Estas populações sobrevivem, muitas vezes, desses recursos e podem ser
considerados como “elementos-chave” para a elaboração de estratégias de
conservação (DI STASI; HIRUMA-LIMA, 2002: 28). A
etnobiologia deve se preocupar em realizar uma articulação com a educação
ambiental, já que ao se envolver com as populações locais para o levantamento
de seus conhecimentos se faz necessário respeitá-las valorizando sua cultura,
seu modo de viver. A troca é essencial para que o informante da comunidade
estudada se sinta a vontade para transmitir seus conhecimentos ao pesquisador,
geralmente uma pessoa que não pertence à comunidade. Brandão (1983: 54) ao se
referir aos estudos sobre o conhecimento destas populações fala em trocas
populares de saber.
Assim, os princípios da educação popular são essenciais para orientar
as atividades de educação ambiental desenvolvidas principalmente com estas
populações. Freire (1996: 77) defende o saber popular e a importância da
população se descobrir como sujeito social transformador reconhecendo seu
papel no mundo.
Este trabalho procurou abordar o conhecimento popular de uma comunidade
situada na zona rural do município de Uberlândia, MG, a respeito do uso de
plantas medicinais e de como é viver em um local que ainda mantém uma relação
mais estreita com o meio natural. os caminhos da
pesquisa
Como o trabalho foi idealizado em parceria com a comunidade, optamos por
seguir inicialmente a Pesquisa Participante. Um dos primeiros passos na realização
desta tipologia de pesquisa é a identificação e a valorização de um local
de trabalho significativo na comunidade (BRANDÃO, 2001: 245). O Conselho do
Distrito indicou o Clube de Mães para esse trabalho e foi neste local que o
trabalho de educação ambiental foi iniciado.
As reuniões do Clube acontecem uma vez por semana, geralmente nas
quintas-feiras, com a participação de cerca de dez senhoras e nove
adolescentes. Bordar, fazer crochê e pintar são algumas das atividades
realizadas nesses encontros, sendo que as mais jovens aprendem estas atividades
com as mais velhas.
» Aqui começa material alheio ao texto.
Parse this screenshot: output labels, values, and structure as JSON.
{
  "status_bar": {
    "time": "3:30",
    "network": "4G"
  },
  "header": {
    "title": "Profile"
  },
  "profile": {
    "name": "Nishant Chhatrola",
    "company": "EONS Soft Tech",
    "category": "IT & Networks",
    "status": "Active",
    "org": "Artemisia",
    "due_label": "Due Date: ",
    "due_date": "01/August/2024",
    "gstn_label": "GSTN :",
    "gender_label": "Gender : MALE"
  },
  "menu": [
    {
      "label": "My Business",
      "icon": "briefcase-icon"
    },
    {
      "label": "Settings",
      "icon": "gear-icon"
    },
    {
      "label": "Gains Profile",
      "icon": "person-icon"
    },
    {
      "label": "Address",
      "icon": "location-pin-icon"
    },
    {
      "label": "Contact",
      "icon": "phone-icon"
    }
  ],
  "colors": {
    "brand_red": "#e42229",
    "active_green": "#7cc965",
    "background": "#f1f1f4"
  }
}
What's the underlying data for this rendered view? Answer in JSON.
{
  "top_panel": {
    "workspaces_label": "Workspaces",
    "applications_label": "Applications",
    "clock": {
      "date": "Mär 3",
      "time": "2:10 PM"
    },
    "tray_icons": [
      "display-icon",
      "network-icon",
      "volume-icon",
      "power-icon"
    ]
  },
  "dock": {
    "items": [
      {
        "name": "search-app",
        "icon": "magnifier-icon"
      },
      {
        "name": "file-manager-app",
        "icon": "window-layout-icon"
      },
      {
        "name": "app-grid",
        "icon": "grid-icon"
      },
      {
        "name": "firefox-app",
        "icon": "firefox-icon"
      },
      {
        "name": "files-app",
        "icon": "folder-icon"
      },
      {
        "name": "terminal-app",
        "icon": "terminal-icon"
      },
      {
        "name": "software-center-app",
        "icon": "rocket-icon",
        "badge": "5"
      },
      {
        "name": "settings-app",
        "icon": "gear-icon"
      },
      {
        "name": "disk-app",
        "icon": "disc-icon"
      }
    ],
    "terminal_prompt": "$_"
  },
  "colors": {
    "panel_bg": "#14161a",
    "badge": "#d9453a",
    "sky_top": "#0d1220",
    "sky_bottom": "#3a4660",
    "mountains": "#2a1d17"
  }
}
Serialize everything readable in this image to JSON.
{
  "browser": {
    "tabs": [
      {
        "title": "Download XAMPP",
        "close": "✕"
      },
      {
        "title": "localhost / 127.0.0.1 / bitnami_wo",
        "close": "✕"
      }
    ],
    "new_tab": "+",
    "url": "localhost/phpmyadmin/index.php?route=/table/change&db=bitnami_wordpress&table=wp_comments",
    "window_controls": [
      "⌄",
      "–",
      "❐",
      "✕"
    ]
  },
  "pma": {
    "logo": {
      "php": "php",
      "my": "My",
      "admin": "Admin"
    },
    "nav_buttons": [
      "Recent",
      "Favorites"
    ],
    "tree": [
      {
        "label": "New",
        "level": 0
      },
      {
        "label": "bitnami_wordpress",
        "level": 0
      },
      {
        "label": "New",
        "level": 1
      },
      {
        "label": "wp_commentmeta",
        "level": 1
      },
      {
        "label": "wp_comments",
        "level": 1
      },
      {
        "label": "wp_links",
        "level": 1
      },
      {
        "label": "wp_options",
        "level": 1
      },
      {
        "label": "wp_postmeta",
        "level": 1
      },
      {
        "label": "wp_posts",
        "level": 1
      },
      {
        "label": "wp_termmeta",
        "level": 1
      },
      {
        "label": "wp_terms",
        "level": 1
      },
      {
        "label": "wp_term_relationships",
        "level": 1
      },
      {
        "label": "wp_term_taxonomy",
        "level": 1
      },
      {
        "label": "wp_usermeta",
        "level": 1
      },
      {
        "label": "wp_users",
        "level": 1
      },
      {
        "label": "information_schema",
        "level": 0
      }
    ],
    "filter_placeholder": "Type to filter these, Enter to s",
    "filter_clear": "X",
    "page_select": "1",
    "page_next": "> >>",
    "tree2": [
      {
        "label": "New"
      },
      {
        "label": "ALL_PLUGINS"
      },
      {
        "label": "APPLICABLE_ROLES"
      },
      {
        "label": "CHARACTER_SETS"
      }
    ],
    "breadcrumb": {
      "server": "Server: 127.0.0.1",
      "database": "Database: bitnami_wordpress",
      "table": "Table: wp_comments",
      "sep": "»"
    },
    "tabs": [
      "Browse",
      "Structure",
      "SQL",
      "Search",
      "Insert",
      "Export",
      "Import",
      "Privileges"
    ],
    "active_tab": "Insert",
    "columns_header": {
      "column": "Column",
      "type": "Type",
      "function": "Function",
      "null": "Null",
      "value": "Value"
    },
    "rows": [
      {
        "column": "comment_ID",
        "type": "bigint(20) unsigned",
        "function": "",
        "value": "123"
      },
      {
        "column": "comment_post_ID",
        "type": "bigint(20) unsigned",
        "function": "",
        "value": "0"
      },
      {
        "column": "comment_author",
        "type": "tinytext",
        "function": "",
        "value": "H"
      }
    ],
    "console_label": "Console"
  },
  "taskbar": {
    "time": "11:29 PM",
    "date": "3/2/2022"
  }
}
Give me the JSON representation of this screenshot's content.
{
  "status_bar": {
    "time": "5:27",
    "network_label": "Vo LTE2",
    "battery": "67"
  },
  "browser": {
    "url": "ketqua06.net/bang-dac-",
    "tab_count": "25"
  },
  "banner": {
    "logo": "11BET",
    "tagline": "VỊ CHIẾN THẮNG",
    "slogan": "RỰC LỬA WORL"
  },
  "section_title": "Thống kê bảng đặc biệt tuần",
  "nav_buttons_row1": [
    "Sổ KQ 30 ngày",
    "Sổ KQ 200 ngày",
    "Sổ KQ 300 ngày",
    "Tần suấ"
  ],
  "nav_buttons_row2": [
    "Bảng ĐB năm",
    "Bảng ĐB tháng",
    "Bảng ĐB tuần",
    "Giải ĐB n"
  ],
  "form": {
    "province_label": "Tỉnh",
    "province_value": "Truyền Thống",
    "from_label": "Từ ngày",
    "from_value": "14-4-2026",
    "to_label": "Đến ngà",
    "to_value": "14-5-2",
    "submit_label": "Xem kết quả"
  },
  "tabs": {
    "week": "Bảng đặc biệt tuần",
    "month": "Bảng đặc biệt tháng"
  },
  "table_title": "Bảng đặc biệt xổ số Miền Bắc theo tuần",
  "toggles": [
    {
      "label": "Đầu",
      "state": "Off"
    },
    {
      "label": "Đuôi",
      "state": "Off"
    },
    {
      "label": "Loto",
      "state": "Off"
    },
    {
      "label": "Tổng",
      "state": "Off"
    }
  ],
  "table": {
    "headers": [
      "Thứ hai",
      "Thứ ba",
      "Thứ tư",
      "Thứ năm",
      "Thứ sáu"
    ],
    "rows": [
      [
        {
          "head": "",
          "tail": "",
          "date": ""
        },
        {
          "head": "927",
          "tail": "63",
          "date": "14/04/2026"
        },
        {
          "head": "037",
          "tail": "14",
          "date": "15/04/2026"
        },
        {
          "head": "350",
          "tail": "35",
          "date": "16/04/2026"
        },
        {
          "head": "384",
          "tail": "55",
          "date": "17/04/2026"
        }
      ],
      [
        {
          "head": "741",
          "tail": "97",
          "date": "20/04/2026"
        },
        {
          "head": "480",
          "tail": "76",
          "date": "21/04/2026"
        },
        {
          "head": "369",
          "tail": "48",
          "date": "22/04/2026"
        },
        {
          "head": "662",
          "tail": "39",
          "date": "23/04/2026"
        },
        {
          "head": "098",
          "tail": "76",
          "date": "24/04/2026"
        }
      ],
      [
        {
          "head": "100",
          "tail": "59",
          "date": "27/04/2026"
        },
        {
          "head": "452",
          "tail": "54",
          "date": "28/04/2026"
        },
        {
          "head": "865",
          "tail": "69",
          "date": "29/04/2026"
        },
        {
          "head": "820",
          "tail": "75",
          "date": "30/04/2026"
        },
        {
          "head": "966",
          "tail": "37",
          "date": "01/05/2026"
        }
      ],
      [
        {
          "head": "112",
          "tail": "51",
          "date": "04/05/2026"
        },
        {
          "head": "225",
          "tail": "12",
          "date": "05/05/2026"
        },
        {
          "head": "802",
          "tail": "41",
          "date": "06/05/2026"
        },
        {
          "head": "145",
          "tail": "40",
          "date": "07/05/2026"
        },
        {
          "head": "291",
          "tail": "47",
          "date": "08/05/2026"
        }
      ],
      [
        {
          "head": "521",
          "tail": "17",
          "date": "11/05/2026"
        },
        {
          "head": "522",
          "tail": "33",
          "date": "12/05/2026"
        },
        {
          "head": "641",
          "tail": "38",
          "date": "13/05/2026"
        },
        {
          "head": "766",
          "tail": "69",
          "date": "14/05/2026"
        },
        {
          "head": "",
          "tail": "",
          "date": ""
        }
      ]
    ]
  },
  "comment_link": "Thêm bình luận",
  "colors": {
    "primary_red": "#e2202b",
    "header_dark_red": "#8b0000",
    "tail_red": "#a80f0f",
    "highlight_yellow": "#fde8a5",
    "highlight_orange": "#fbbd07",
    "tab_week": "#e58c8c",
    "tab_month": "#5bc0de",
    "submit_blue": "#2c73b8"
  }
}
Os trabalhos manuais são vendidos e o dinheiro reverte para
o Clube de Mães, sendo que uma porcentagem é repassada para a pessoa que
confeccionou o artesanato.
No Clube de Mães utilizamos a metodologia do Mapeamento Ambiental
(MEYER, 1991: 43), que consiste em um “passeio” pelo local onde se vive
caracterizando o ambiente. Após o mapeamento uma maquete do distrito foi
construída e, ao discuti-la com moradores do distrito, percebemos que a Praça
São João Batista estava descaracterizada tanto em relação a sua manutenção
— bancos, grama, calçamento, guia — quanto ao uso da mesma pela população
local, tanto que, a única praça do distrito vem sendo utilizada como
acampamento para andarilhos e “ciganos”.
Para a implantação do jardim na praça foi realizado um contato inicial
com a Escola Municipal Antonino Martins Silva, que já desenvolvia um projeto em
parceria com a prefeitura para a reurbanização da praça. Os objetivos da
pesquisa se uniram aos da escola, ficando sob a responsabilidade dos
pesquisadores a montagem de vários canteiros com plantas medicinais e aromáticas,
assim como o desenvolvimento de atividades de educação ambiental com os alunos
da escola.
Para orientar os trabalhos de educação ambiental foram aplicados
questionários estruturados para 44 alunos de 4a a 8a séries
do turno da manhã. No questionário foram abordadas questões relativas ao
conhecimento sobre plantas medicinais, tais como: usos, cultivo, preparo, fonte
do aprendizado, espécies utilizadas e /ou conhecidas, preferência pelo remédio
caseiro ou pelo alopático. No final da pesquisa outro questionário estruturado
foi aplicado procurando verificar o posicionamento dos alunos quanto às
atividades de educação ambiental, assim como perceber se haviam mudado sua
opinião em relação à preferência ou não ao remédio caseiro a partir das
plantas medicinais e ao conhecimento destas plantas.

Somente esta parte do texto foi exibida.